既然已经选择了死亡,何不在这个时候给自已留个后。无论如何传宗接代对于男人来说是最为重要的事情,因为只有血脉的传承才是精神的延续。
无论过了多久,总会在迷茫之中觉醒。如果没有了血脉,那么生命的意义就会变得淡薄。对于张良来讲也是一样的,他觉得这一下自已可以将后人留在这个不在帝国之内的地方,即便是有了灾难也不会波及。
只是对于自已而言,如果真的是这样的话。自已刺杀秦始皇胜利了,以后孩子们也可以成为英雄的后人。不得不说这种家族的发展模式是一个非常有意思的方式。
春秋战国之际,总是会出现一些奇奇怪怪的人,他们明明知道社会阶级是不可逾越的鸿沟。可是却愿意用自已的不幸来换取后世的平稳大道,通过历史的选择,和勇气的大爆发。
致使自已可以在历史的拐点流露出来惊鸿一瞥,看似简单的一小步,事实上确是自已家族后人出人头地的垫脚石。张良此时还不知道自已的师兄弟们已经在秦始皇的帮助之下远渡重洋,开启了最大的雄心壮志。
人这一生,往往会被自已原生的环境所束缚,在那个并不大的方圆之间感受溺爱和快乐。正是因为如此当岁月的流逝,步入社会这个舞台就会被旧思想所束缚,显得与这个世界格格不入。
张良的前半生也在经历着其中的影响,他甚至是觉得自已所做的一切都是最为正确的道路。因为过去太过于美好,以至于他忘记了自已要前往的远方。
就在其还在为自已即将完成复仇大业沾沾自喜的时候,他很快就会被现实冷冷的惊醒。过分的执念对于一个成年人来说是非常可怕的危害,甚至是断送自已的一生。
这个世界本身就是多变的,利益也是多变的。如果一个人在欢乐之中走向悲苦,那么注定是其中惨杂的污浊让他迷失了双眼,人生的得失往往不是个人意志所能够左右,顺应自然规律,轻看过往才是唯一的出路。

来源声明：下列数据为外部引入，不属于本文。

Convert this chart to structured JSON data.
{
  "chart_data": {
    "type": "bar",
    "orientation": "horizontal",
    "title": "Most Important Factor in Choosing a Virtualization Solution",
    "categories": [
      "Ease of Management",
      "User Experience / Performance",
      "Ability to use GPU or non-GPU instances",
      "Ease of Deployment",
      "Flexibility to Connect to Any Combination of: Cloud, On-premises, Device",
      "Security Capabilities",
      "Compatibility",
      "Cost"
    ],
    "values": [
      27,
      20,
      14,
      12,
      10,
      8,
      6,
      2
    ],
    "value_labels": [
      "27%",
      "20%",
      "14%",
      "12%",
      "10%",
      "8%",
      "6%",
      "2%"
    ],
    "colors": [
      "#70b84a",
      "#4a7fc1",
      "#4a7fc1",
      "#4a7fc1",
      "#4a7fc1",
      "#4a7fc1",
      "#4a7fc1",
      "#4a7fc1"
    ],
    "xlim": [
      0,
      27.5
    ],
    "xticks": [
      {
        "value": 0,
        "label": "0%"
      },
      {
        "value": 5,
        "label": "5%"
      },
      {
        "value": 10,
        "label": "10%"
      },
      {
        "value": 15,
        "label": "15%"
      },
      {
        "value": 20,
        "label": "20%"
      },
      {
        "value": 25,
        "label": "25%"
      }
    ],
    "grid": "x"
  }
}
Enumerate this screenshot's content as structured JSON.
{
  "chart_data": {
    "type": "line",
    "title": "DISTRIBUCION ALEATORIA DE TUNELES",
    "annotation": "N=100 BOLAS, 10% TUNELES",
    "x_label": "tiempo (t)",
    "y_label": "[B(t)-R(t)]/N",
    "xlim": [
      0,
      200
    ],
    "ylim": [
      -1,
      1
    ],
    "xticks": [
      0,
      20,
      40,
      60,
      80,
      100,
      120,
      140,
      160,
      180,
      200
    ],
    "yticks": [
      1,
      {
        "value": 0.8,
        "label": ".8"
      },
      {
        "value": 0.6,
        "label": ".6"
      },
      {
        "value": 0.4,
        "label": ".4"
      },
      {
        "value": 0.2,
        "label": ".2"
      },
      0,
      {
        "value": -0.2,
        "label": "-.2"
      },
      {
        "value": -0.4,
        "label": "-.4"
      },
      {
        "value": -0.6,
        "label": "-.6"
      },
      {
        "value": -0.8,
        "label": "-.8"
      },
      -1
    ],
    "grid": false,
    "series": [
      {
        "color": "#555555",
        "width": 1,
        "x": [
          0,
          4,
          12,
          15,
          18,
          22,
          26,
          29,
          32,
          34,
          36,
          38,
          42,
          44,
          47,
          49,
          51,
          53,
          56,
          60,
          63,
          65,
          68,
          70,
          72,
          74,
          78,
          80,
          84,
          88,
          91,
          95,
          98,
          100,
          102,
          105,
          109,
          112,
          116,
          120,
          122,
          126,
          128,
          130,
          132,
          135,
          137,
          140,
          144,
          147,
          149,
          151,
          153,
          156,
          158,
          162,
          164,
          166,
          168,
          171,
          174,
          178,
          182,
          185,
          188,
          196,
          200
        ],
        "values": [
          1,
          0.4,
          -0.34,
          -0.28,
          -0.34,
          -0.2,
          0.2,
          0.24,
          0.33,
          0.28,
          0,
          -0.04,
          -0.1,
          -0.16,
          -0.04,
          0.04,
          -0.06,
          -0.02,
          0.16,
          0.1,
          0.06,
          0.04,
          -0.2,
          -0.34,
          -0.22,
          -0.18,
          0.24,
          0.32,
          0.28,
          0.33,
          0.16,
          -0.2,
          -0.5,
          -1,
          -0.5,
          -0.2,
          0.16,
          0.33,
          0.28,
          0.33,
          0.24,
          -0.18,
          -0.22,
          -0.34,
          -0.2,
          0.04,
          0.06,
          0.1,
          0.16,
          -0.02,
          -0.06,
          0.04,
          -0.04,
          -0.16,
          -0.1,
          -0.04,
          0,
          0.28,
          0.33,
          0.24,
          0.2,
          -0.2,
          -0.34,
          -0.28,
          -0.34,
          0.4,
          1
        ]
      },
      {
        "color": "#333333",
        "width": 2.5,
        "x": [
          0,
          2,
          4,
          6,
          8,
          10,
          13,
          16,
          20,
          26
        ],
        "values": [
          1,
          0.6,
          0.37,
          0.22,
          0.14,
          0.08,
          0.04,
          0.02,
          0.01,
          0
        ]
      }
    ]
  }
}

春发夏生秋收冬藏,万物不可改变的规律,守恒的定律是不会改变,只是其中的得失变化不断地游走。人可以活在其中的某一个阶段,那也不过是作茧自缚,终将熄灭的篝火罢了。
张良冲破道德的约束,看着周围原本并没有看上的美女,恍惚之间从其中看到了漂亮。只是他自已也不知道为什么会这样,眼前看到的一切到底是什么原因,只是现在的心中多了一种莫名的忧伤。